Cementerio

ReflexiÓn sobre la muerte.

CEMENTERIO

No me gustaba aquel lugar. Ahora, tocado por la lluvia, se me antojaba aún más solitario. Desprendía un olor a nostalgia olvidada.

Caminé, sabiéndome observada, pero sola igualmente, con el único pensamiento de salir de allí lo antes posible. Atravesé la puerta de hierro, crujiendo mis pies sobre las lágrimas de arena. Los campos, de color trigueño, despidiendo vapor de nubes, parecían envolverlo todo. Como siempre. Nada había cambiado.

Las cruces se apelotonaban como hierbas que surgieran libremente de aquella tierra muerta de color naranja. Flores, cruces, colores, se entremezclaban como en un huerto. Y había trozos de piedra, losas. Y debajo del suelo, la muerte. Yo sabía que estaba allí. La sentía. Por más que no pudiera verla con los ojos, la imaginaba, reptando bajo tierra, acariciándonos los talones con sigilo, como en un intento vano de recordarnos que no es para siempre. Esto se acaba. Ya, ¿y qué?

Mi abuelo no estaba allí. Le busqué pero no estaba. Sus manos gruesas y arrugadas no podían tocarme. No veía su cuerpo en aquella piedra. Sólo estaba su nombre, escrito. Y un versículo de la Biblia que hablaba del pecado. Ya, ¿y mi abuelo?

A mi abuelo no podía gustarle todo aquello. Seguro que en cuanto le llevaron allí, decidió marcharse por su propio pie. No le gustaba mojarse con la lluvia. Y la lluvia en mi pueblo es una humedad que cala hasta los huesos, que se mete bajo el abrigo de paño y te llora por dentro.

Me quedé ahí parado como un árbol más. Mis pies casi no cabían entre tanta losa. A mi abuelo le habían puesto flores. Pero ya estaban marchitas. Pensé que eso era lo más triste de todo. Les llevábamos vida y colores del mundo de los vivos, pero de un perfume tan etéreo que morían al primer suspiro. Cuando todas esas personas se marcharan del cementerio, otra vez se quedarían los muertos solos, con sus losas de mármol y sus flores muertas y podridas. ¡Qué absurdo!

Mi abuelo no está allí, joder. ¡Qué puta manía de buscar a las personas en los ojos! Quiero ver a alguien que ya no está y corro a buscar su cuerpo, con la imagen de sus arrugas como bandera. Mi abuelo es más que eso. Mi abuelo no era frente, arrugas, pies, ojos… Mi abuelo era una sensación que impregnaba el aire, un trozo de eso tan eterno que llamamos memoria, un olor a tabaco que envolvía su voz.

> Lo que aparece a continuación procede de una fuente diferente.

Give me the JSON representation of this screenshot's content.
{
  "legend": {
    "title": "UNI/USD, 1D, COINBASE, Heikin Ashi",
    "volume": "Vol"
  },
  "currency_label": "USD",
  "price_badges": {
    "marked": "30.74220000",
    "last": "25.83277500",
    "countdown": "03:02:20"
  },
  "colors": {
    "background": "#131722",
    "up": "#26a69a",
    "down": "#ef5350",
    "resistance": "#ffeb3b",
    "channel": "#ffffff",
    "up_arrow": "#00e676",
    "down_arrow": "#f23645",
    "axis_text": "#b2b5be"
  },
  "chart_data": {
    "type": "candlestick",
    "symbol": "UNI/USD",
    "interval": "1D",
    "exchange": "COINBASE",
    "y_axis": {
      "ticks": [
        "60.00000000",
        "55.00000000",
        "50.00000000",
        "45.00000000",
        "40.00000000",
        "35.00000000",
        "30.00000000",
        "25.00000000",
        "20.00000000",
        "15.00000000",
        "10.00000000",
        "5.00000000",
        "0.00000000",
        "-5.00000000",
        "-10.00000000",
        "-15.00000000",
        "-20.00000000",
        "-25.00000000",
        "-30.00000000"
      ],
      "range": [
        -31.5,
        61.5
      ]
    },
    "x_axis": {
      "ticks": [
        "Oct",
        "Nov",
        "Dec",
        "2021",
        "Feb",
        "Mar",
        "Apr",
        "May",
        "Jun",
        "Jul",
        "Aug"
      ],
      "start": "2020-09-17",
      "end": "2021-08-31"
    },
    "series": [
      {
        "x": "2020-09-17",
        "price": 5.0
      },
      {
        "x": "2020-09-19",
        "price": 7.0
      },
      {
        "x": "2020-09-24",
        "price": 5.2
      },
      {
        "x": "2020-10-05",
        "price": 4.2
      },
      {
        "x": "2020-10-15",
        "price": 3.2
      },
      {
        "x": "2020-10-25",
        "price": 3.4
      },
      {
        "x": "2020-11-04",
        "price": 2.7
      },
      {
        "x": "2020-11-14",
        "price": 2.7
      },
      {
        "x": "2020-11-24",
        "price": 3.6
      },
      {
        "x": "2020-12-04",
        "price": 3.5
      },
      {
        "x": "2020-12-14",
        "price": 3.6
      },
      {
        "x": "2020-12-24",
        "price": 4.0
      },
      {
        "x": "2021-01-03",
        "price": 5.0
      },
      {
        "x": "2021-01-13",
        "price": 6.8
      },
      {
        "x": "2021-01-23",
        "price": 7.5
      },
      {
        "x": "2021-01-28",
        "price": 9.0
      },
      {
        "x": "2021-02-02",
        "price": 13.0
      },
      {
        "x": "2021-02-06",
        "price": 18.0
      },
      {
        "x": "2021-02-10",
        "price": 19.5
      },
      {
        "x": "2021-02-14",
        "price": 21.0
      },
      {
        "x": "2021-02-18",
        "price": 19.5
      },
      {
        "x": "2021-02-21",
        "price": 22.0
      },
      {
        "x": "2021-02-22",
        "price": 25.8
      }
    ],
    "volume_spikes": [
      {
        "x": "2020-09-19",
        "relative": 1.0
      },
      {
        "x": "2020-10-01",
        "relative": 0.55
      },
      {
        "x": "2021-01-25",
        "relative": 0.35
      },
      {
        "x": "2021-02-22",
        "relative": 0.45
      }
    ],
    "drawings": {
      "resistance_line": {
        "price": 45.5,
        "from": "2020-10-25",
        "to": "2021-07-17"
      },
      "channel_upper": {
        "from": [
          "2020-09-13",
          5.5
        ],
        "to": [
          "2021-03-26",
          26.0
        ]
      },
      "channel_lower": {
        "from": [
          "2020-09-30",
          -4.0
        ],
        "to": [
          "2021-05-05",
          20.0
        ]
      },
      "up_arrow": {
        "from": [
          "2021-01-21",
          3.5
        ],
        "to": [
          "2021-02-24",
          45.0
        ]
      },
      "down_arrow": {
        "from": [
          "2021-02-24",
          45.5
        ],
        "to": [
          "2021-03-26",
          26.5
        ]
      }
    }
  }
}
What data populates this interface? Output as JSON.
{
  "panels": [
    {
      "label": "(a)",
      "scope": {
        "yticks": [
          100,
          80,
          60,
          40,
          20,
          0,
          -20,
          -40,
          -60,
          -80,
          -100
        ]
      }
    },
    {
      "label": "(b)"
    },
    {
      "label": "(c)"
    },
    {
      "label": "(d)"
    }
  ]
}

Ya se van los vivos. Deben ser más de las tres. El cementerio se ha cubierto de olor a primavera con las flores que han dejado. Los muertos desde abajo se ríen, porque no pueden ver las flores; y sin embargo, se empapan de lluvia bajo sus losas mojadas. ¿No os dais cuenta de que los vivos tenemos que aferrarnos a algo, sentir que aún podemos acordarnos de vosotros, hacer algo por vosotros? Poner flores en la piedra. Limpiarla. Rezar. Pisar la arena. ¿Acaso podemos hacer otra cosa?

Yo sí voy a hacer otra cosa. Adiós, abuelo. Digo, adiós, piedra y flores. Me llevo mi ramo de margaritas para protegerme de tanta soledad. ¿Te acuerdas abuelo de este árbol, aquí, cerca de la era? Cuando nos llevabas a jugar, solías sentarte a vigilarnos desde su tronco. Aquí, junto a sus raíces, esparzo las flores, porque es aquí donde yo te recuerdo, donde yo te busco, donde yo te siento. Es aquí donde nunca estarás solo, porque siempre tendrás la brisa y un trozo de alma para sentirla.